React 18 was launched with out-of-the-box improvements like automatic batching, new APIs like startTransition, and streaming server-side rendering with support for Suspense.
The new features are built on top of the new opt-in concurrent renderer which is only enabled when someone uses a concurrent feature. Concurrency enables React to prepare multiple versions of a UI at the same time and it uses advanced techniques in its internal implementation such as priority queues and multiple buffering.
“When we design APIs, we try to hide implementation details from developers. As a React developer, you focus on what you want the user experience to look like, and React handles how to deliver that experience. So we don’t expect React developers to know how concurrency works under the hood,” the React team wrote in a blog post. “However, Concurrent React is more important than a typical implementation detail — it’s a foundational update to React’s core rendering model. So while it’s not super important to know how concurrency works, it may be worth knowing what it is at a high level.”

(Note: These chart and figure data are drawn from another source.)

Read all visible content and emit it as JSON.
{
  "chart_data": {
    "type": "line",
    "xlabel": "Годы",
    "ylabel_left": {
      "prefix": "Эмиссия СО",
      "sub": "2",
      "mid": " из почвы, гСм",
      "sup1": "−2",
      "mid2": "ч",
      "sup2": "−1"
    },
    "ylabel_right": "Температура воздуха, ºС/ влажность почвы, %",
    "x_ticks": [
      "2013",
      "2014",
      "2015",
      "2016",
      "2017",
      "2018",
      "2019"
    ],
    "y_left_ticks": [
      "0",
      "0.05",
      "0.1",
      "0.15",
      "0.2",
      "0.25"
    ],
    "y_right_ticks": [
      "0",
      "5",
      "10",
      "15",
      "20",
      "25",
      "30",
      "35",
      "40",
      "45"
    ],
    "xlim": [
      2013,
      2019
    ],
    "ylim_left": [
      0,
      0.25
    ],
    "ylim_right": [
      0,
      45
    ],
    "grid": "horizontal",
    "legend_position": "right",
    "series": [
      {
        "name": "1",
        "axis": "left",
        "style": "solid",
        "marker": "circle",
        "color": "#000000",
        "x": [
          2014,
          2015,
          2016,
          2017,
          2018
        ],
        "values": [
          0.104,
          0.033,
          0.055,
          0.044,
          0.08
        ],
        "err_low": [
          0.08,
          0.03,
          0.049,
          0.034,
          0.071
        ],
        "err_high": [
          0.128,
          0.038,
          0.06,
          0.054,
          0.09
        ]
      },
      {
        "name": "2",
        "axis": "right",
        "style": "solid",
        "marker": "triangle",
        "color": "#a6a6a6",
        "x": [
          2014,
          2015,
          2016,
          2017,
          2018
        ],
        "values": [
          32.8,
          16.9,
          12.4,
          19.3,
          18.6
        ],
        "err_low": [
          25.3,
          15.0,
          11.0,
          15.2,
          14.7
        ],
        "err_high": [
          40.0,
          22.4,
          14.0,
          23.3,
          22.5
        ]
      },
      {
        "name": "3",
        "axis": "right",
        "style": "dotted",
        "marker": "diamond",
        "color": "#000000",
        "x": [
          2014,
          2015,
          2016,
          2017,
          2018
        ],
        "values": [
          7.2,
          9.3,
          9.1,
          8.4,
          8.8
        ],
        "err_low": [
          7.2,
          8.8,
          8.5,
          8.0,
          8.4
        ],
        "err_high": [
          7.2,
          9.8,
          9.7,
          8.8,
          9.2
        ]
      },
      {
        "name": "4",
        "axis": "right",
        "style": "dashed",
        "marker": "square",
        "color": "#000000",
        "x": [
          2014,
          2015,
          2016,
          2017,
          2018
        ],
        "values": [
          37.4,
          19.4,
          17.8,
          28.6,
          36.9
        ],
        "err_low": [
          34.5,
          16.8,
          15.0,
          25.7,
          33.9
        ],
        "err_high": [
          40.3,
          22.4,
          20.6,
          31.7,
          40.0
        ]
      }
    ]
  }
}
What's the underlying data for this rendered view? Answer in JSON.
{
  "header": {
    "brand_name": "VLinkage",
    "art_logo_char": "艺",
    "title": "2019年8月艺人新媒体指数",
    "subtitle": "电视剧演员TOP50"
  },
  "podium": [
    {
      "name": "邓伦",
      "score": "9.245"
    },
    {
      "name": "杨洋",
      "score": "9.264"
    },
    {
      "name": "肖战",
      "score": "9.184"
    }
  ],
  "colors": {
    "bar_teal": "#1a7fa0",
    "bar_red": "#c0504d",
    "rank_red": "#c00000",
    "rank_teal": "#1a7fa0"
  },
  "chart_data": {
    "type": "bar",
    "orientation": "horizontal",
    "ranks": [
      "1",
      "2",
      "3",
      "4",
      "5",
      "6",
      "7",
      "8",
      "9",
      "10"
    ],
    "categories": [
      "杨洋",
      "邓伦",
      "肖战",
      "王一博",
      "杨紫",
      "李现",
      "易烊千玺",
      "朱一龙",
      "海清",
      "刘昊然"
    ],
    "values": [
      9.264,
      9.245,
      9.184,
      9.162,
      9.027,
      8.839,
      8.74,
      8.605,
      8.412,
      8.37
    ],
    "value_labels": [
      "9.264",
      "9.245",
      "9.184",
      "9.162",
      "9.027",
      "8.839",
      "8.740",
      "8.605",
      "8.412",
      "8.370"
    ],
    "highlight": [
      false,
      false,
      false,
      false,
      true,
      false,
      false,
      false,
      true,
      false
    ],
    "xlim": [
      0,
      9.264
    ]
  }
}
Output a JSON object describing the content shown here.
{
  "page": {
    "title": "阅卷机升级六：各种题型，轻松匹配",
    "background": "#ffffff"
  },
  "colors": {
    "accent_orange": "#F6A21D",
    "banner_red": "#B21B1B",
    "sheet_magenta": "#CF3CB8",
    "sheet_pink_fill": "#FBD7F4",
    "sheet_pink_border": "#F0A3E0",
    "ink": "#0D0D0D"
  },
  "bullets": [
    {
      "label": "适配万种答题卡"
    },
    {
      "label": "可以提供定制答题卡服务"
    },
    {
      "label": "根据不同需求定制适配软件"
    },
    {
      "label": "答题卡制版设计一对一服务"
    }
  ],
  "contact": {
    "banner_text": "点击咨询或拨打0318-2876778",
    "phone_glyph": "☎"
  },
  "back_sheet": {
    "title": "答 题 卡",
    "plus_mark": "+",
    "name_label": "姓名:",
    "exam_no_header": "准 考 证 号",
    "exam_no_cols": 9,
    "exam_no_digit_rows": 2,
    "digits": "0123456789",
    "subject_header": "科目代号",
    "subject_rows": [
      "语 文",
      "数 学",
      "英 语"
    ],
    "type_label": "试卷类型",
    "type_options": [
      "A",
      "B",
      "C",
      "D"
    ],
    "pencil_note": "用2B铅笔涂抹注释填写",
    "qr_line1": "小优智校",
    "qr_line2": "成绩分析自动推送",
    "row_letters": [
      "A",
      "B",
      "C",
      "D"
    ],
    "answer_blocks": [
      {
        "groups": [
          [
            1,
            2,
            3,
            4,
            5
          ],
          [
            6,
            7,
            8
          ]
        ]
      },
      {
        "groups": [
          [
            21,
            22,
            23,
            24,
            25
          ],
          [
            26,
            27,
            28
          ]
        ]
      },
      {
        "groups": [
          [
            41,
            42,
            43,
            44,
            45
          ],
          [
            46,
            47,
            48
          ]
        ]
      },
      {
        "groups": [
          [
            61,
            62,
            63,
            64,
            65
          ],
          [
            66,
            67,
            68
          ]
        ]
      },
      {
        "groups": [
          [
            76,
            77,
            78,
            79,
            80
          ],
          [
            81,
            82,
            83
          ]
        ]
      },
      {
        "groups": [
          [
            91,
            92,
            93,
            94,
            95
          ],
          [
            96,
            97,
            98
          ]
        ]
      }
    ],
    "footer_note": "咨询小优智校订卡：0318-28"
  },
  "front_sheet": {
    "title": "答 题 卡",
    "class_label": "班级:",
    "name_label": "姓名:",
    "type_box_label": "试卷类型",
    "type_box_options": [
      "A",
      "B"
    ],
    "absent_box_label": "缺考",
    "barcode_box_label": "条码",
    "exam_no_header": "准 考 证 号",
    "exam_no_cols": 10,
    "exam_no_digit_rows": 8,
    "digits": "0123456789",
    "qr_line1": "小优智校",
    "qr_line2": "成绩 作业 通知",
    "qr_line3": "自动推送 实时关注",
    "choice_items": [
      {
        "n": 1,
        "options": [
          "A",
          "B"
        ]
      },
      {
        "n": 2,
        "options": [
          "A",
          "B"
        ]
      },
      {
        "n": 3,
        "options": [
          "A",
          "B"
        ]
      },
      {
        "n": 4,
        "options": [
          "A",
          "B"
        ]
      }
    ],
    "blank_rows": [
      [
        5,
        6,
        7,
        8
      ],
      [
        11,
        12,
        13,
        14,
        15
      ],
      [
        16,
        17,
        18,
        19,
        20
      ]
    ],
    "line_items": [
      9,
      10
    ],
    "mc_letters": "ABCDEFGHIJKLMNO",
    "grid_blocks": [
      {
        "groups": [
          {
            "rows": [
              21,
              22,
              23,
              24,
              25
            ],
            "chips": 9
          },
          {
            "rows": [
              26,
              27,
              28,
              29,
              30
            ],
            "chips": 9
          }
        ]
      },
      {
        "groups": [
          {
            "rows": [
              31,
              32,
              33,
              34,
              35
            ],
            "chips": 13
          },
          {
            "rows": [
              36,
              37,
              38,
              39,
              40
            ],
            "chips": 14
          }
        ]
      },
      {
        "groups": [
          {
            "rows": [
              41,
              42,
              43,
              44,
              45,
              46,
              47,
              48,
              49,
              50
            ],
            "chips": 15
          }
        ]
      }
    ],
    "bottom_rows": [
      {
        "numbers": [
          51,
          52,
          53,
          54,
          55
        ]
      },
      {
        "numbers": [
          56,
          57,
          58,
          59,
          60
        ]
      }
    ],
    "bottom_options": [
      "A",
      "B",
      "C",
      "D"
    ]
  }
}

One key feature of Concurrent React is that rendering is interruptible. For example, when it starts to render an update, it can pause in the middle, then continue later and even abandon an in-progress render.
React guarantees that the UI will appear consistent even if a render is interrupted. It can prepare new screens in the background without blocking the main thread which means that the UI can respond immediately to user input even while rendering a large task.
Concurrent React can remove sections of the UI from the screen, then add them back later while reusing the previous state with reusable state.
React also said that it provided new APIs to make it easier for libraries to take advantage of concurrent features, expecting that the main way developers will add concurrency to their app is by using a concurrent-enabled library or framework.
The new automatic batching feature works when React groups multiple state updates into a single re-render for better performance. Also, the new transition feature distinguishes between urgent and non-urgent update.
New suspense features enable developers to declaratively specify the loading state for a part of the component tree if it’s not yet ready to be displayed.
In this release React also redesigned the APIs it exposes for rendering on the client and server. These changes allow users to continue using the old APIs in React 17 mode while they upgrade to the new APIs in React 18.
React is also working on expanding features such as Server Components which will allow developers to build apps that span the server and client to combine the interactivity of client-side apps with the improved performance of traditional server rendering.